奇跡の丘

1999/03/04 映画美学校試写室
パゾリーニが新約聖書の「マタイによる福音書」を忠実に映像化。
信仰という色眼鏡なしに描かれるイエス像は新鮮。by K. Hattori


 新約聖書の「マタイによる福音書(マタイ伝)」を、パゾリーニ監督が完全映像化。少女マリアの妊娠からはじまる物語は、我々が普段知っている「イエス伝」とはかなり異質。原作のマタイ伝をそのまま映像化しているだけなのだが、例えばここにはイエス伝映画の定番になりそうな、聖母マリアへの受胎告知がない、イエスの馬小屋での誕生も描かれない、誕生したイエスを訪問する羊飼いも登場しない。これらはすべて「ルカによる福音書(ルカ伝)」にある記述なのです。

 僕は新約聖書を1度通読したことがあるとはいえ、どの福音書にどんなエピソードが入っているかという細部までは覚えていないので、映画を観ていて「あれ、あの話がないぞ」と思うことが何度もあった。でも、家に帰ってから聖書を開くと、これがまったく聖書の記述に沿った映像化であることに驚かされました。新約聖書でイエスの誕生物語を描いているのはマタイとルカだけですが、文学的な修辞の多いルカ伝に比べると、マタイははるかに簡潔です。この簡潔さが、映画になったときに力を発揮する。例えば映画の冒頭は、妊婦マリアとその夫ヨセフ(この時点ではまだ婚約者)の表情だけで、処女の妊娠というただならぬ事件を語ってしまうのです。

 パゾリーニが無神論者だったせいかもしれませんが、この映画に登場するイエスやその弟子たちは、神々しさや荘厳さを感じさせる、人間離れした聖人の集まりとしては描かれていません。聖母マリアやヨセフ、東方の博士たち、ヘロデ王、洗礼者ヨハネ、ローマの兵士、ポンテオ・ピラトなど、聖書でおなじみの登場人物たちは、どれも近寄れば埃と汗と垢の匂いがしてきそうな生々しさで描かれている。キリスト教を信ずるものにとって、イエスは全人類を救う救世主ですから、その誕生は神秘的で、生涯は栄光に包まれたものでなければならない。でもそうした信仰から離れてマタイ伝を読めば、これはローマ時代のパレスチナに起きたちっぽけな事件にすぎないのです。僕はキリスト教徒ではありませんが、歴史の中で形作られてきた「ステレオタイプなイエス像」を通して、マタイ伝を読んでいたような気がします。

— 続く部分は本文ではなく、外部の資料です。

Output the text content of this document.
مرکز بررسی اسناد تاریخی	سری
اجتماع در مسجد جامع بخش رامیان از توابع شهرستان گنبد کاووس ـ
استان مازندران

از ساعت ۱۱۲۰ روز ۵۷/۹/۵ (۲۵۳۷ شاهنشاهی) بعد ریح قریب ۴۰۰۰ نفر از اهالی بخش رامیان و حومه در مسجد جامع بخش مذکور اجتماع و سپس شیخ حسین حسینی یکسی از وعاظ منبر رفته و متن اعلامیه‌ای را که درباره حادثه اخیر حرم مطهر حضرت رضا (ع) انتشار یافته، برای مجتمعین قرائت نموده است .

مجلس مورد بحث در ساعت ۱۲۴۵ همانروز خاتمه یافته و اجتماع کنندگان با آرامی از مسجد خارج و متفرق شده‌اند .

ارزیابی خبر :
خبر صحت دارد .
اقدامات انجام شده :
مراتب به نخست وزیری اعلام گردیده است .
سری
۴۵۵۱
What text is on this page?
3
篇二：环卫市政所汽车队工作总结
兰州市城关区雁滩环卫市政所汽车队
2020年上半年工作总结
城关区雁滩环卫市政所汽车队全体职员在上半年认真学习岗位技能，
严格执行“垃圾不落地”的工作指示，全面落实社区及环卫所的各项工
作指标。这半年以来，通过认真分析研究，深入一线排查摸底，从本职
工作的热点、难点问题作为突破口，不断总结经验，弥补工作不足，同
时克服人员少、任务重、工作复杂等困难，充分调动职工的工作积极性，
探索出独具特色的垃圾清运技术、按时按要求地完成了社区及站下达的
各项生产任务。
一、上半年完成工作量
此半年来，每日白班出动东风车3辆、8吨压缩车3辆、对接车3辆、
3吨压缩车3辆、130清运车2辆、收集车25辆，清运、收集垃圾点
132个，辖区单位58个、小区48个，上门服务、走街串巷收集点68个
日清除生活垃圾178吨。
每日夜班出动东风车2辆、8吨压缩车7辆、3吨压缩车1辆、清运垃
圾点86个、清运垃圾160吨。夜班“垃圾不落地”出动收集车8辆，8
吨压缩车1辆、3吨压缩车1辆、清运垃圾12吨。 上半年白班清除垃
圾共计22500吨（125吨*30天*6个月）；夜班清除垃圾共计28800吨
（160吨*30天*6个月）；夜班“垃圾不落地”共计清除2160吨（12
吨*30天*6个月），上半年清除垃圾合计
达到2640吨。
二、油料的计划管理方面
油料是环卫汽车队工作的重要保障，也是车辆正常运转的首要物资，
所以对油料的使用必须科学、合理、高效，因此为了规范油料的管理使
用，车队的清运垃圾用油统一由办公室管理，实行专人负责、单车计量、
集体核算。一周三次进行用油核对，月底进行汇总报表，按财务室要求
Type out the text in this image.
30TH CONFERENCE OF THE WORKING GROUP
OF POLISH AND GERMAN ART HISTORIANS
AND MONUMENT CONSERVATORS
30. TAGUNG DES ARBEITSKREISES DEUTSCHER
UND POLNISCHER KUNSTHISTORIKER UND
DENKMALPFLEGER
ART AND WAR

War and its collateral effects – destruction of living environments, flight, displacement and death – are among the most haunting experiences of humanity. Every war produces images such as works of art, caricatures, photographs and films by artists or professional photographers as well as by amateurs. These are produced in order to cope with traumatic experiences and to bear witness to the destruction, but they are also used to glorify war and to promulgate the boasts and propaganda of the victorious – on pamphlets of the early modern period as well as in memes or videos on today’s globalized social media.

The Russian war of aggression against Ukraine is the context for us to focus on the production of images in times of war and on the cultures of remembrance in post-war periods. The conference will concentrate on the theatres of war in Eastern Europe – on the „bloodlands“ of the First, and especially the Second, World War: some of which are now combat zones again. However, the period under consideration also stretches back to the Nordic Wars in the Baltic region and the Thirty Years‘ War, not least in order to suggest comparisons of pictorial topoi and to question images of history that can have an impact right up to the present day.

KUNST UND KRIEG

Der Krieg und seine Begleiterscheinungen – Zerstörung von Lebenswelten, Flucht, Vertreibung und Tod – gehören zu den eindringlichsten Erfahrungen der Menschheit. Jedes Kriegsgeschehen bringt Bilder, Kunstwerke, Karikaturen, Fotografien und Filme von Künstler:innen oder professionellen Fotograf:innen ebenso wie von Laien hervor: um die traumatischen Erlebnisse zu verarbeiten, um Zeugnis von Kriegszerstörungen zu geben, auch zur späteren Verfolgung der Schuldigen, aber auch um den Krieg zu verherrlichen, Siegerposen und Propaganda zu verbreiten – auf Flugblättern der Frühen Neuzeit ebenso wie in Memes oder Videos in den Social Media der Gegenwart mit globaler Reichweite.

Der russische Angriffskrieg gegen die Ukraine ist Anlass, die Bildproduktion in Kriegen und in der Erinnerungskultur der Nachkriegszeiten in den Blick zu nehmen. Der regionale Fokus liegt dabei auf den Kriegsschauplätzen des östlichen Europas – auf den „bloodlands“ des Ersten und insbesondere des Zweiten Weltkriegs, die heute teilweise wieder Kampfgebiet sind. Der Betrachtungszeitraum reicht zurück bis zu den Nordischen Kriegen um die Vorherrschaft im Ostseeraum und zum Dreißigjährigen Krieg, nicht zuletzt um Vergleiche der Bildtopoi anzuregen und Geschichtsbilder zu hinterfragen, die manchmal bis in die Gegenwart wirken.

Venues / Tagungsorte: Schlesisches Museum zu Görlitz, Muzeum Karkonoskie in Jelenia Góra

『奇跡の丘』は、イエスをそうした神秘性から解放し、丸裸にしてしまう。イエスは生まれ、生き、死んで、復活する。その事件はユダヤというローマ属領で起きた、奇妙ではあるが小さな事件にすぎないのです。

 出演者は全員が演技経験のないアマチュアだそうで、映画の後半に登場する年老いた聖母マリアは、パゾリーニの実母が演じている。同性愛者として教職を負われ、共産党を除名された経験を持つパゾリーニは、迫害されるイエスの中に、自分自身を投影しているのです。この映画の中のイエスは、全人類を罪から救い出すため天からつかわされた神の子ではなく、誘惑の多いこの世の中を、自らが信じるままに生き抜いた強靱な個性の持ち主として描かれる。エピソードがただ羅列されている物語は退屈ですが、聖書読者には意外な発見もあります。